The median patient and system delay in breast check-ups by SBE decreased by 0.73 times and 0.78 times, respectively, compared to those who did not check breasts by SBE, with a median delay of 35 days and 25 days, respectively.

Negative log-binomial (NLB) regression is a novel generalized linear model used in cross-sectional studies to control bias caused by overestimating OR values from unconditional binary logistic regression models.

Tables 4 and 5 show the negative log-binomial regression model’s association with socio-demographic variables and delays, revealing no collinearity as the variance inflation factor is less than 10.

Table 4.

Negative log-binomial regression model for the association of various characteristics and Patient delay among the study participants

Variables PR* 95% CI P
Checked breast by SBE Yes Ref
No 0.82 0.36-1.84 0.633
Time travelled to the nearest health facility** 1.00 0.99-1.01 0.617
Number of children** 1.12 0.87-1.44 0.379
Heard of breast cancer before Yes Ref
No 1.14 0.622-2.11 0.661
Family history of breast cancer Yes Ref
No 1.72 0.56-5.30 0.345
Health insurance Govt 1.14 0.56-2.32 0.714
Pvt 1.30 0.45-3.72 0.625
None Ref
Native place Within 100 km of study settings 0.78 0.42-1.46 0.435
Other Ref

*Prevalence ratio (negative Log-binomial regression model) **Continuous variable

Table 5.

Negative log-binomial regression model for the association of various characteristics and Systems delay among the participants

Variables PR* 95% CI P
Religion Hindu Ref
Muslim 1.30 0.52-3.25 0.574
Others 1.11 0.17-7.24 0.912
Time travelled to nearest health facility** 1.00 0.99-1.01 0.767
Checked breast by SBE Yes Ref
No 0.71 0.33-1.55 0.394
No. of visits to this health facility** 1.05 0.92-1.19 0.472
First diagnosis at current facility- Yes Ref
No 1.11 0.58-2.11 0.75
How did you notice your symptoms Accidental 1.14 0.62-2.09 0.669
Other Ref
Heard of breast cancer before Yes Ref
No 0.82 0.45-1.45 0.495
Education None 0.71 0.26-1.95 0.505
Primary 0.99 0.43-2.32 0.999
Secondary 1.05 0.45-2.43 0.907
HSC *** and above Ref

*Prevalence ratio (negative Log-binomial regression model) **Continuous variable. ***Higher secondary education

Participants without a family history of breast cancer have higher patient delay prevalences, while those from less than 100 km away have decreased delays, but not statistically significant.

The study found no significant association between variables and system delay among participants referred after diagnosis at the current facility, despite the expected 1.11 higher prevalence.
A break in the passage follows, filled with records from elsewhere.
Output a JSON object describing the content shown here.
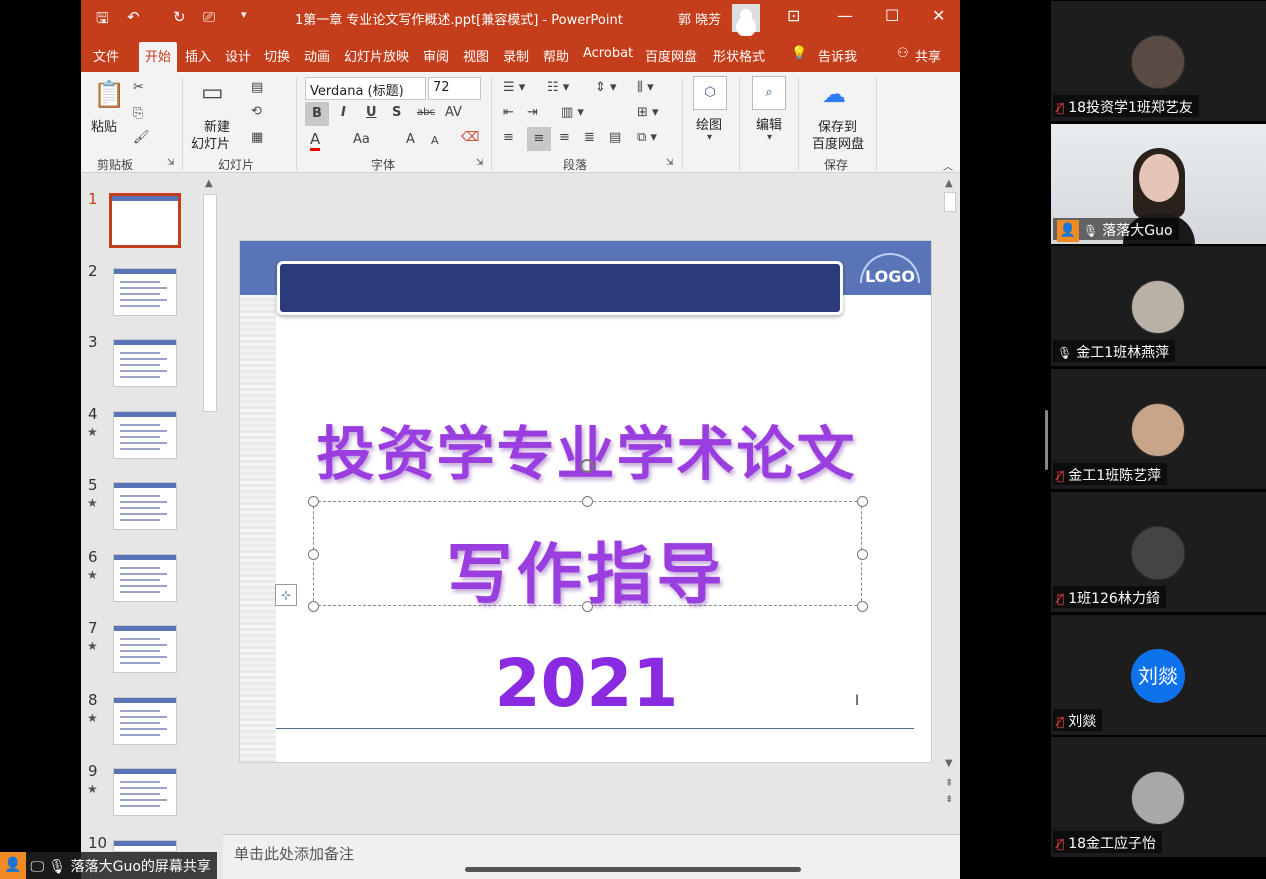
{
  "window": {
    "title": "1第一章 专业论文写作概述.ppt[兼容模式] - PowerPoint",
    "user_name": "郭 晓芳"
  },
  "ribbon_tabs": [
    "文件",
    "开始",
    "插入",
    "设计",
    "切换",
    "动画",
    "幻灯片放映",
    "审阅",
    "视图",
    "录制",
    "帮助",
    "Acrobat",
    "百度网盘",
    "形状格式"
  ],
  "tell_me": "告诉我",
  "share": "共享",
  "ribbon": {
    "clipboard": {
      "paste": "粘贴",
      "label": "剪贴板"
    },
    "slides": {
      "new_slide_line1": "新建",
      "new_slide_line2": "幻灯片",
      "label": "幻灯片"
    },
    "font": {
      "font_name": "Verdana (标题)",
      "font_size": "72",
      "bold": "B",
      "italic": "I",
      "underline": "U",
      "shadow": "S",
      "strike": "abc",
      "spacing": "AV",
      "color": "A",
      "case": "Aa",
      "grow": "A",
      "shrink": "A",
      "label": "字体"
    },
    "paragraph": {
      "label": "段落"
    },
    "drawing": {
      "label": "绘图"
    },
    "editing": {
      "label": "编辑"
    },
    "save": {
      "line1": "保存到",
      "line2": "百度网盘",
      "label": "保存"
    }
  },
  "thumbnails": [
    {
      "num": "1",
      "star": ""
    },
    {
      "num": "2",
      "star": ""
    },
    {
      "num": "3",
      "star": ""
    },
    {
      "num": "4",
      "star": "★"
    },
    {
      "num": "5",
      "star": "★"
    },
    {
      "num": "6",
      "star": "★"
    },
    {
      "num": "7",
      "star": "★"
    },
    {
      "num": "8",
      "star": "★"
    },
    {
      "num": "9",
      "star": "★"
    },
    {
      "num": "10",
      "star": ""
    }
  ],
  "slide": {
    "logo": "LOGO",
    "title": "投资学专业学术论文",
    "subtitle": "写作指导",
    "year": "2021"
  },
  "notes_placeholder": "单击此处添加备注",
  "participants": [
    {
      "name": "18投资学1班郑艺友",
      "muted": true,
      "type": "avatar",
      "avatar_color": "#5a4a44"
    },
    {
      "name": "落落大Guo",
      "muted": false,
      "type": "video",
      "host": true
    },
    {
      "name": "金工1班林燕萍",
      "muted": false,
      "type": "avatar",
      "avatar_color": "#b9b1a6"
    },
    {
      "name": "金工1班陈艺萍",
      "muted": true,
      "type": "avatar",
      "avatar_color": "#c8a488"
    },
    {
      "name": "1班126林力錡",
      "muted": true,
      "type": "avatar",
      "avatar_color": "#444"
    },
    {
      "name": "刘燚",
      "muted": true,
      "type": "initial",
      "initial": "刘燚"
    },
    {
      "name": "18金工应子怡",
      "muted": true,
      "type": "avatar",
      "avatar_color": "#a8a8a8"
    }
  ],
  "share_indicator": "落落大Guo的屏幕共享",
  "colors": {
    "ppt_accent": "#c43e1c",
    "slide_text": "#9b3ee0",
    "zoom_host": "#f08a24",
    "zoom_blue": "#0e72ed"
  }
}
The participants who were not diagnosed in the current facility and were referred after diagnosis at the current health facility are expected to have a 1.11 [95% CI: 0.58-2.11] greater prevalence of having system delay than those who were diagnosed in the current facility but it was not found to be statistically significant. After adjusting all the variables included, we found that no variable was found to be significantly associated with system delay.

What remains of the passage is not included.